Well why would you be comin back? We’ll be closed.
You said that.
Well we will.
You live in that house behind the store?
Yes I do.
You’ve lived here all your life?
The proprietor took a while to answer. This was my wife’s father’s place, he said. Originally.
You married into it.
If that’s the way you want to put it.
I don’t have some way to put it. That’s the way it is.
Well I need to close now.

I’ve often thought writing is a visual medium because you see the written words. When your eyes pass over dialogue like McCarthy’s, you’re struck by how perfectly it captures the essence of the words and the drama of the situation. His method of leaving out punctuation is one way he does that.
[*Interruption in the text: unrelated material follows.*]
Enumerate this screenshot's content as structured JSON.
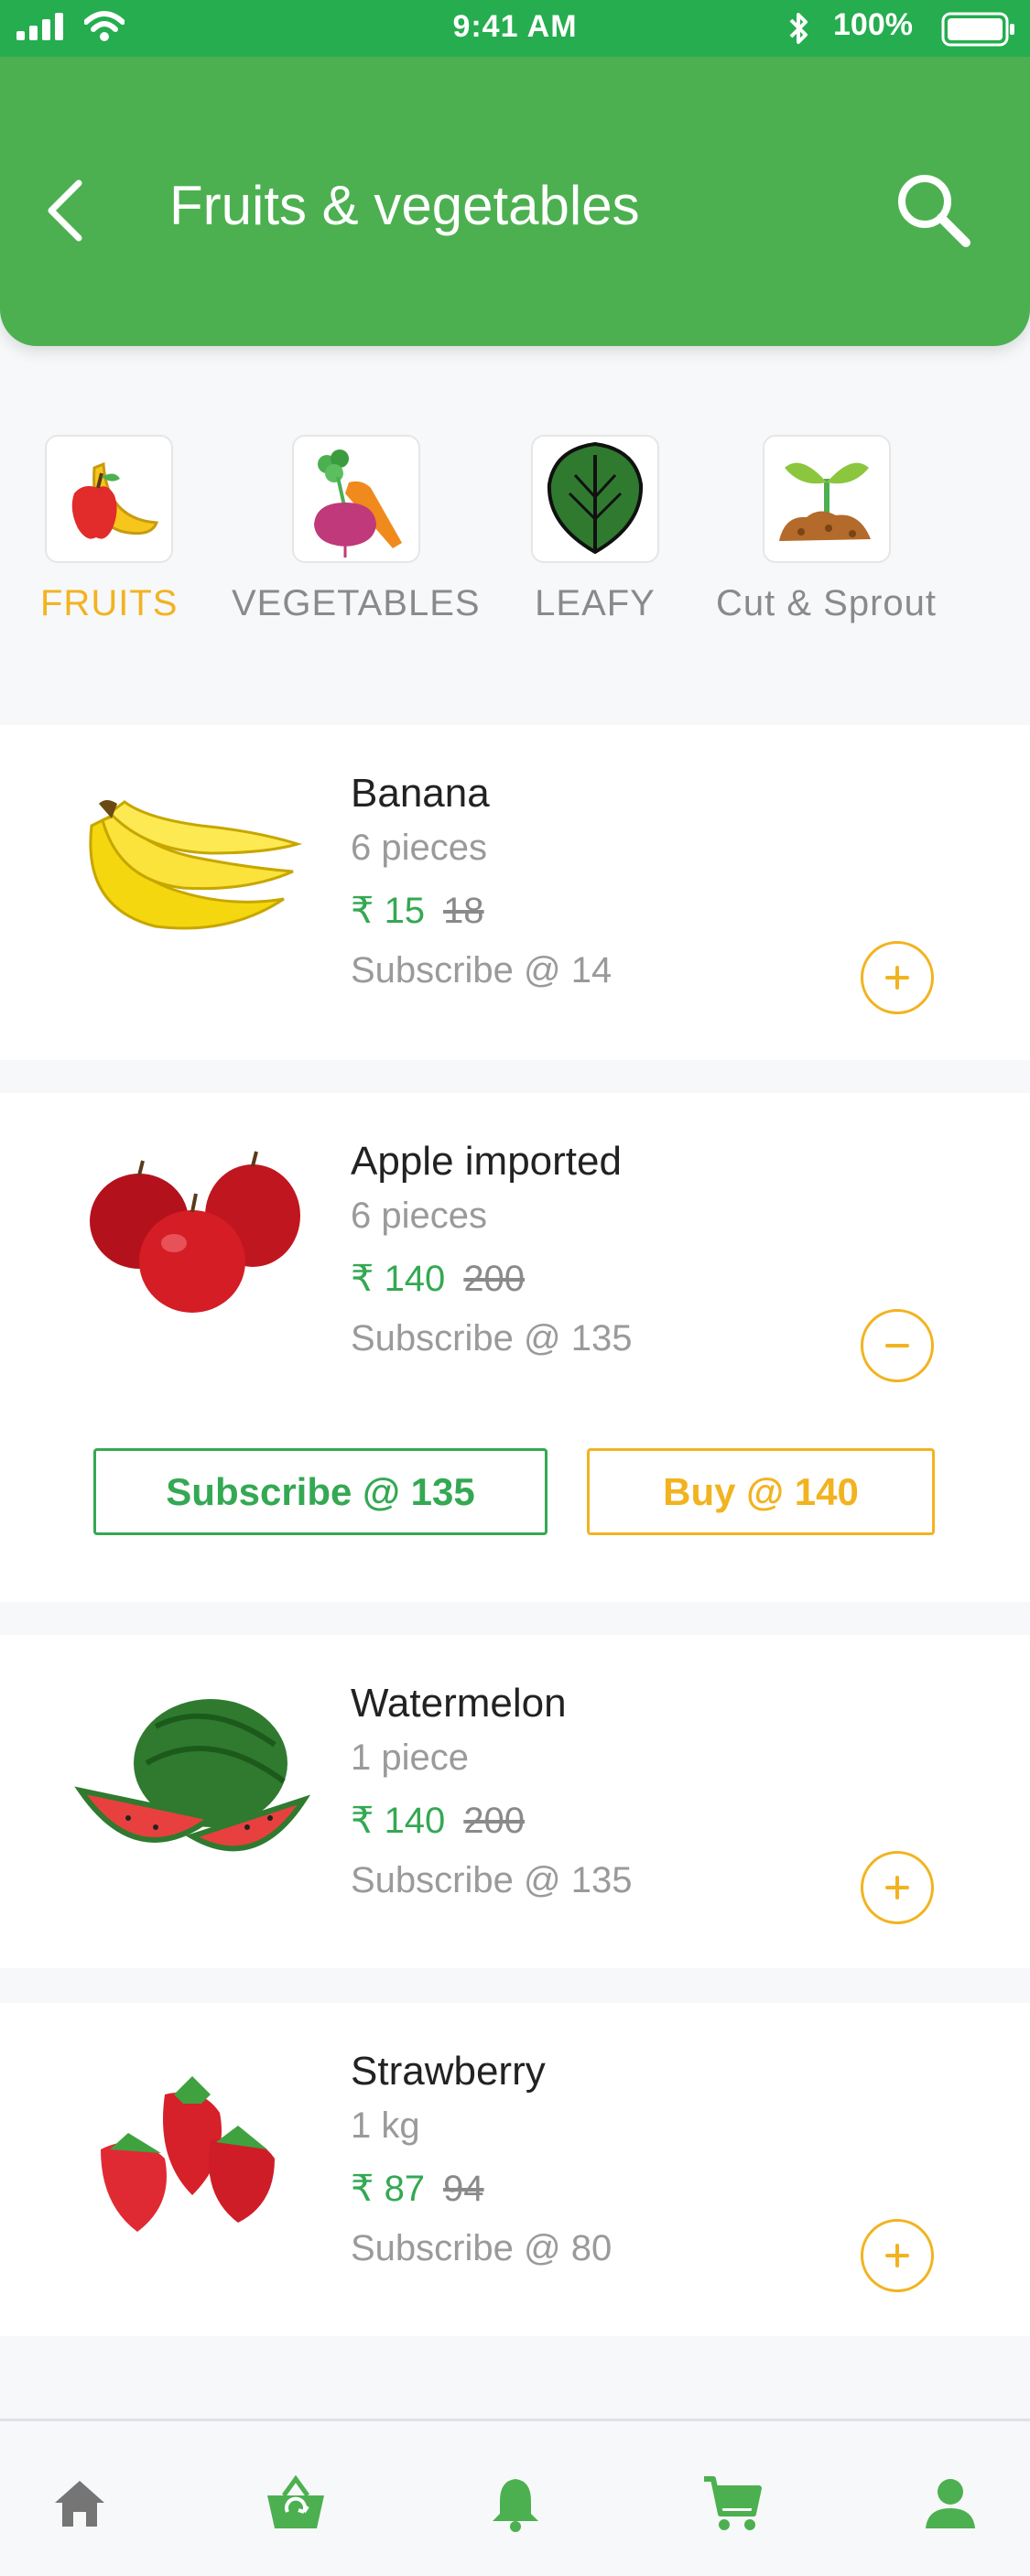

McCarthy also wrote All the Pretty Horses. I loved the book but refused to see the movie made from it. I just couldn’t accept the idea of Matt Damon playing a Cormac McCarthy hero. The book skillfully combines the sounds of Texas with the sounds of Spanish. In one scene, the main character is drinking in a Mexican bar with his buddy, Rawlins. Their stumbling acquaintance falls out of his chair and a man says to him:

Está bien?
He’s all right, said Rawlins. You caint hurt a fool.

The stories of Cormac McCarthy thrive on the violence of daily life. Some critics have been appalled at the conclusion of No Country for Old Men, as Chigurh, the devil’s embodiment, walks away from his murders with every indication that he’ll continue. Maybe you have to steel yourself a bit when you approach McCarthy.

About a month ago I finished The Road, a novel for which he won the Pulitzer Prize. It’s a story of how a man and his small son travel through a hellish landscape that’s been ravaged by some apocalyptic military or environmental disaster. As the father of a seven-year-old, it was tough for me to read. Yet I can assure readers who may want to pick it up, it does end with hope.

Let me end with one last sample from Cormac McCarthy. Here, Sheriff Bell reflects on the meaning of truth in No Country for Old Men. He says:

The stories get passed on and the truth gets passed over. As the sayin goes. Which I reckon some would take as meanin that the truth cant compete. But I don’t believe that. I think that when the lies are all told and forgot the truth will be there yet. It dont move about from place to place and it don’t change from time to time. You cant corrupt it any more than you can salt salt. You cant corrupt it because that’s what it is. It’s the thing you’re talking about. I’ve heard it compared to the rock – maybe in the bible—and I wouldn’t disagree with that. But it’ll be here even when the rock is gone. 


Dammit. I wish I could write like that! I’d even move to Texas if that’s what it took.